This is an archived snapshot of W3C's public bugzilla bug tracker, decommissioned in April 2019. Please see the home page for more details.

Bug 6668 - [FT] Stemming files
Summary: [FT] Stemming files
Status: CLOSED FIXED
Alias: None
Product: XPath / XQuery / XSLT
Classification: Unclassified
Component: Full Text 1.0 (show other bugs)
Version: Candidate Recommendation
Hardware: All All
: P2 normal
Target Milestone: ---
Assignee: Jim Melton
QA Contact: Mailing list for public feedback on specs from XSL and XML Query WGs
URL: http://basex.org
Whiteboard:
Keywords:
Depends on:
Blocks:
 
Reported: 2009-03-09 14:27 UTC by Christian Gruen
Modified: 2009-03-13 14:22 UTC (History)
1 user (show)

See Also:


Attachments

Description Christian Gruen 2009-03-09 14:27:54 UTC
Sorry, another one.. the stemming file "english-stems.txt" seems to have some inconsistencies..

[...]
test tests testing tested testers
picture pictures
use user
users user
[...]

"tests, testing" etc is stemmed to "test", which won't work for the "user" term.

Thanks,

Christian, BaseX Team 
http://www.basex.org
Comment 1 Pat Case 2009-03-13 12:27:51 UTC
Hi Christian,

I have reordered each line in stemming file to begin with the simplest form of the word. 

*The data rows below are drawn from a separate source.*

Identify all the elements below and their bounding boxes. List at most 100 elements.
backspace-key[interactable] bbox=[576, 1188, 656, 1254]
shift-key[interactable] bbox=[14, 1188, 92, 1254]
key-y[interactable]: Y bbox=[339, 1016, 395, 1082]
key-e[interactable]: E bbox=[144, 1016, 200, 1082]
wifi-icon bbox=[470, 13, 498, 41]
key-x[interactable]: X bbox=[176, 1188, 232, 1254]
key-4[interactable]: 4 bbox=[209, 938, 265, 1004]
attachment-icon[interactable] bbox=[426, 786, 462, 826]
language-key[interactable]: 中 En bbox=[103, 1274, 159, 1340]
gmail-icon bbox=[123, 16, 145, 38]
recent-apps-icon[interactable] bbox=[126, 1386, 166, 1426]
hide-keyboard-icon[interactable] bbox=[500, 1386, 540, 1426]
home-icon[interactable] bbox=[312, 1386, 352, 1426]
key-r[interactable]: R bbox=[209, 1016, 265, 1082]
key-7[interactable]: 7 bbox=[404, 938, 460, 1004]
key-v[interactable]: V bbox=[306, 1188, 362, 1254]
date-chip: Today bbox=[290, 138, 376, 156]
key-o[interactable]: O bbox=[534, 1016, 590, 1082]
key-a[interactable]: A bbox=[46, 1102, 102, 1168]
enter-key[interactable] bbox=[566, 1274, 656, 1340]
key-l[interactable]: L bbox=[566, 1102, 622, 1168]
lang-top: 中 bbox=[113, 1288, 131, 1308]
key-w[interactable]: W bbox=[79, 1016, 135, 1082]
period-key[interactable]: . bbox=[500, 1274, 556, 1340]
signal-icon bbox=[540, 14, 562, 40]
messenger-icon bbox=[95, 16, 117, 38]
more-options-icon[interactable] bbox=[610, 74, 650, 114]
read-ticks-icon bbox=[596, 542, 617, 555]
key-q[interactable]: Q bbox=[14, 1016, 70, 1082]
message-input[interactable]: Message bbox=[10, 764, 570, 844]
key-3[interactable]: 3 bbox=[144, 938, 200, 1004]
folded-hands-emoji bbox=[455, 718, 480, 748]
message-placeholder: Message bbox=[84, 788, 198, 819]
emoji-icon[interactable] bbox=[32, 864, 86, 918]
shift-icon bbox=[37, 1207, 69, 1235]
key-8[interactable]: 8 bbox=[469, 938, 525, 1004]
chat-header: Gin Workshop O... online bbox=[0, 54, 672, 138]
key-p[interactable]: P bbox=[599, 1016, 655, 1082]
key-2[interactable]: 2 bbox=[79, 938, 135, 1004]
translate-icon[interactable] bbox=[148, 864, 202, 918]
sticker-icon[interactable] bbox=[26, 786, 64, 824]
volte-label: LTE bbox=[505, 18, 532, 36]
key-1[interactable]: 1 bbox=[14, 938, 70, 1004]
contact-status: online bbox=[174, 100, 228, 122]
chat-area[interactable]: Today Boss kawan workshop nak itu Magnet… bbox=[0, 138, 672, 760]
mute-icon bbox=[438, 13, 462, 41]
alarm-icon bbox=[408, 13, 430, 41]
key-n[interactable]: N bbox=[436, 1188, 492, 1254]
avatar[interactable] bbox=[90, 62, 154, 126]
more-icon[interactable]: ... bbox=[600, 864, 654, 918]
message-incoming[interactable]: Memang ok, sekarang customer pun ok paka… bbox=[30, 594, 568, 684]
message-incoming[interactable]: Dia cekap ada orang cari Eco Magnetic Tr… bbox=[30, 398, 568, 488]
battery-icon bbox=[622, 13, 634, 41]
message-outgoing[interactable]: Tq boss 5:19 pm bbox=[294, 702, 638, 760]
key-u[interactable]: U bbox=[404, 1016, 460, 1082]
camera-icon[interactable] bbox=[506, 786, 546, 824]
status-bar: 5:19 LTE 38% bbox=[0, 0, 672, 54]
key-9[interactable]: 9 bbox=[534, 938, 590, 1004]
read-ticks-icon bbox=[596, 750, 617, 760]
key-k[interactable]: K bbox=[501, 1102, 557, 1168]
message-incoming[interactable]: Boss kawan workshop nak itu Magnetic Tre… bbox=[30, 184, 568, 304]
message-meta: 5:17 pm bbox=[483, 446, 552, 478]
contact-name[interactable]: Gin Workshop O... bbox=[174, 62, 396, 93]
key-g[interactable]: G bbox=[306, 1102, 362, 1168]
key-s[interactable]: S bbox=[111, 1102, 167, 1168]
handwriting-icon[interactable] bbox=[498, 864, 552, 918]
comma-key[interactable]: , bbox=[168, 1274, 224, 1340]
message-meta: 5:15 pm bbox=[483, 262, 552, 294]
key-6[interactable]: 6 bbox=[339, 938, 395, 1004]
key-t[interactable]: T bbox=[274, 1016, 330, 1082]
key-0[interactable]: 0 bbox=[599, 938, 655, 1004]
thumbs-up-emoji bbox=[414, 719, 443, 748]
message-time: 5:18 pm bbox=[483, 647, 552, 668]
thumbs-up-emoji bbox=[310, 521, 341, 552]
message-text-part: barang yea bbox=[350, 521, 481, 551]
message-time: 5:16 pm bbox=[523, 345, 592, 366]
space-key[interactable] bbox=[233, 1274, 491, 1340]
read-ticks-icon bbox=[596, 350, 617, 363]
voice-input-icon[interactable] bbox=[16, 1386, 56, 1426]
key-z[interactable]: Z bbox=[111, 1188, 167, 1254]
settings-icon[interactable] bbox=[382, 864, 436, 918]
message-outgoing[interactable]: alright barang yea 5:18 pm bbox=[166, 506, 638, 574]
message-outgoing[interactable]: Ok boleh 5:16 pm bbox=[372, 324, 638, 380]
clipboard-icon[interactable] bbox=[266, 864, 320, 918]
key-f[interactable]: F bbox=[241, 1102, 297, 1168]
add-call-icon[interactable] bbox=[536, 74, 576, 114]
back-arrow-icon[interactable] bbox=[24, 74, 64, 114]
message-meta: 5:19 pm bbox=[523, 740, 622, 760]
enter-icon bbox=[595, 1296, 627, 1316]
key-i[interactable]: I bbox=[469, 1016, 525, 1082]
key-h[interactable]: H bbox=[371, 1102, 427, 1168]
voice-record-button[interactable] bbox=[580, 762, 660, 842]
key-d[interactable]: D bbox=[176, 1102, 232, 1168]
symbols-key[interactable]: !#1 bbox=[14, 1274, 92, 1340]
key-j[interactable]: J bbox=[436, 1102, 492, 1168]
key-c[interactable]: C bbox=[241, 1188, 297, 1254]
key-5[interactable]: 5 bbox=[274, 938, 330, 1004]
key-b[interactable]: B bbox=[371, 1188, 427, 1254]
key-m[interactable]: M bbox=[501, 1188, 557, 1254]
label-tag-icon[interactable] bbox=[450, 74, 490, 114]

I have combined and added forms of words to the use/users line. It is now:
use uses using used user users

I have reviewed every test case that calls the stemming file and whose query contains use or user to be sure that this did not nullify the test cases or change the results.

If this result is acceptable, please close the bug.  

Pat Case